The latest expression of concern from retailers was a letter sent to studios by the president of Target Corp.
The letter warned that Target might have to reconsider the amount of shelf space allocated for movies if studios undercut the wholesale price of DVDs by giving online services a better deal on digital offerings, said a studio executive who saw the letter but asked to remain anonymous because he was not authorized to publicly discuss its contents.
Similar concerns have been expressed by Wal-Mart Stores Inc. and other retailers.
``Clearly there is some concern that there is some erosion by downloading," said Judith McCourt, market research director at Home Media Retailing.
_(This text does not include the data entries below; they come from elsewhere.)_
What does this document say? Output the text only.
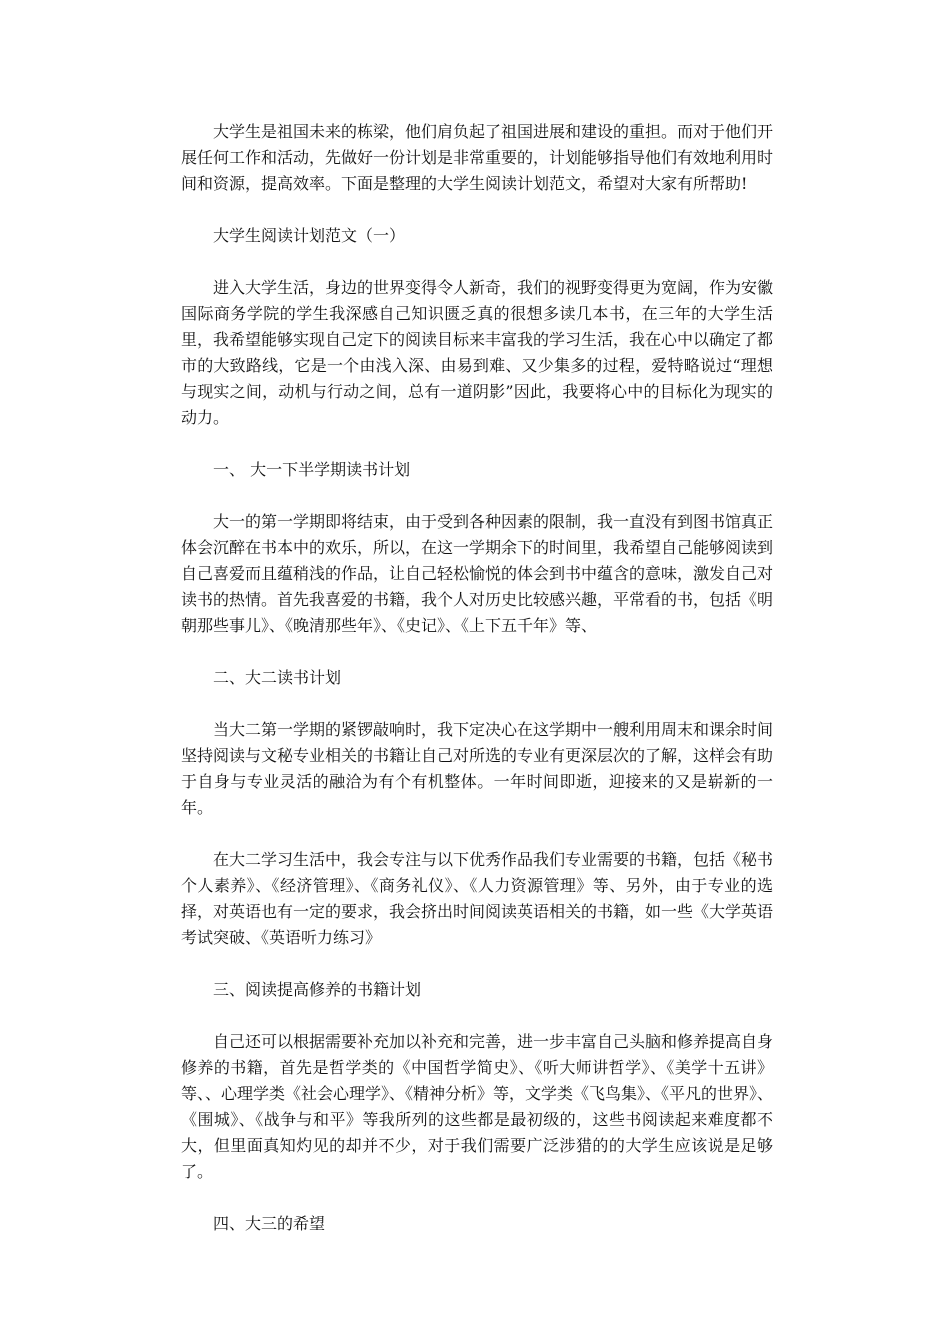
大学生是祖国未来的栋梁，他们肩负起了祖国进展和建设的重担。而对于他们开展任何工作和活动，先做好一份计划是非常重要的，计划能够指导他们有效地利用时间和资源，提高效率。下面是整理的大学生阅读计划范文，希望对大家有所帮助!

大学生阅读计划范文（一）

进入大学生活，身边的世界变得令人新奇，我们的视野变得更为宽阔，作为安徽国际商务学院的学生我深感自己知识匮乏真的很想多读几本书，在三年的大学生活里，我希望能够实现自己定下的阅读目标来丰富我的学习生活，我在心中以确定了都市的大致路线，它是一个由浅入深、由易到难、又少集多的过程，爱特略说过“理想与现实之间，动机与行动之间，总有一道阴影”因此，我要将心中的目标化为现实的动力。

一、 大一下半学期读书计划

大一的第一学期即将结束，由于受到各种因素的限制，我一直没有到图书馆真正体会沉醉在书本中的欢乐，所以，在这一学期余下的时间里，我希望自己能够阅读到自己喜爱而且蕴稍浅的作品，让自己轻松愉悦的体会到书中蕴含的意味，激发自己对读书的热情。首先我喜爱的书籍，我个人对历史比较感兴趣，平常看的书，包括《明朝那些事儿》、《晚清那些年》、《史记》、《上下五千年》等、

二、大二读书计划

当大二第一学期的紧锣敲响时，我下定决心在这学期中一艘利用周末和课余时间坚持阅读与文秘专业相关的书籍让自己对所选的专业有更深层次的了解，这样会有助于自身与专业灵活的融洽为有个有机整体。一年时间即逝，迎接来的又是崭新的一年。

在大二学习生活中，我会专注与以下优秀作品我们专业需要的书籍，包括《秘书个人素养》、《经济管理》、《商务礼仪》、《人力资源管理》等、另外，由于专业的选择，对英语也有一定的要求，我会挤出时间阅读英语相关的书籍，如一些《大学英语考试突破、《英语听力练习》

三、阅读提高修养的书籍计划

自己还可以根据需要补充加以补充和完善，进一步丰富自己头脑和修养提高自身修养的书籍，首先是哲学类的《中国哲学简史》、《听大师讲哲学》、《美学十五讲》等、、心理学类《社会心理学》、《精神分析》等，文学类《飞鸟集》、《平凡的世界》、《围城》、《战争与和平》等我所列的这些都是最初级的，这些书阅读起来难度都不大，但里面真知灼见的却并不少，对于我们需要广泛涉猎的的大学生应该说是足够了。

四、大三的希望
Target declined to provide a copy of the letter sent last month. In a prepared statement yesterday, it called for ``equity between the alternative means of delivering movies to consumers."
At issue is the low price some studios charge for films downloaded through such fledgling services as MovieLink, CinemaNow, and Amazon.com's recently launched Unbox video store.
Retailers have been talking to studios for a year about such concerns.
The issue came to a head with the decision last month by Walt Disney Co. to sell digital downloads through Apple Computer Inc.'s iTunes store at a price that allows Apple to retail new releases for as low as $12.99.
Disney is the only studio selling films on iTunes, and that could be the case for a while as other studios balk at Apple's inflexible pricing model and try to placate worried retailers.
Online movie download services now account for less than 10 percent of movie sales, hardly a threat to retailers.
But retailers fear a shift in the future, when downloaded movies can be viewed on TVs as well as computer screens.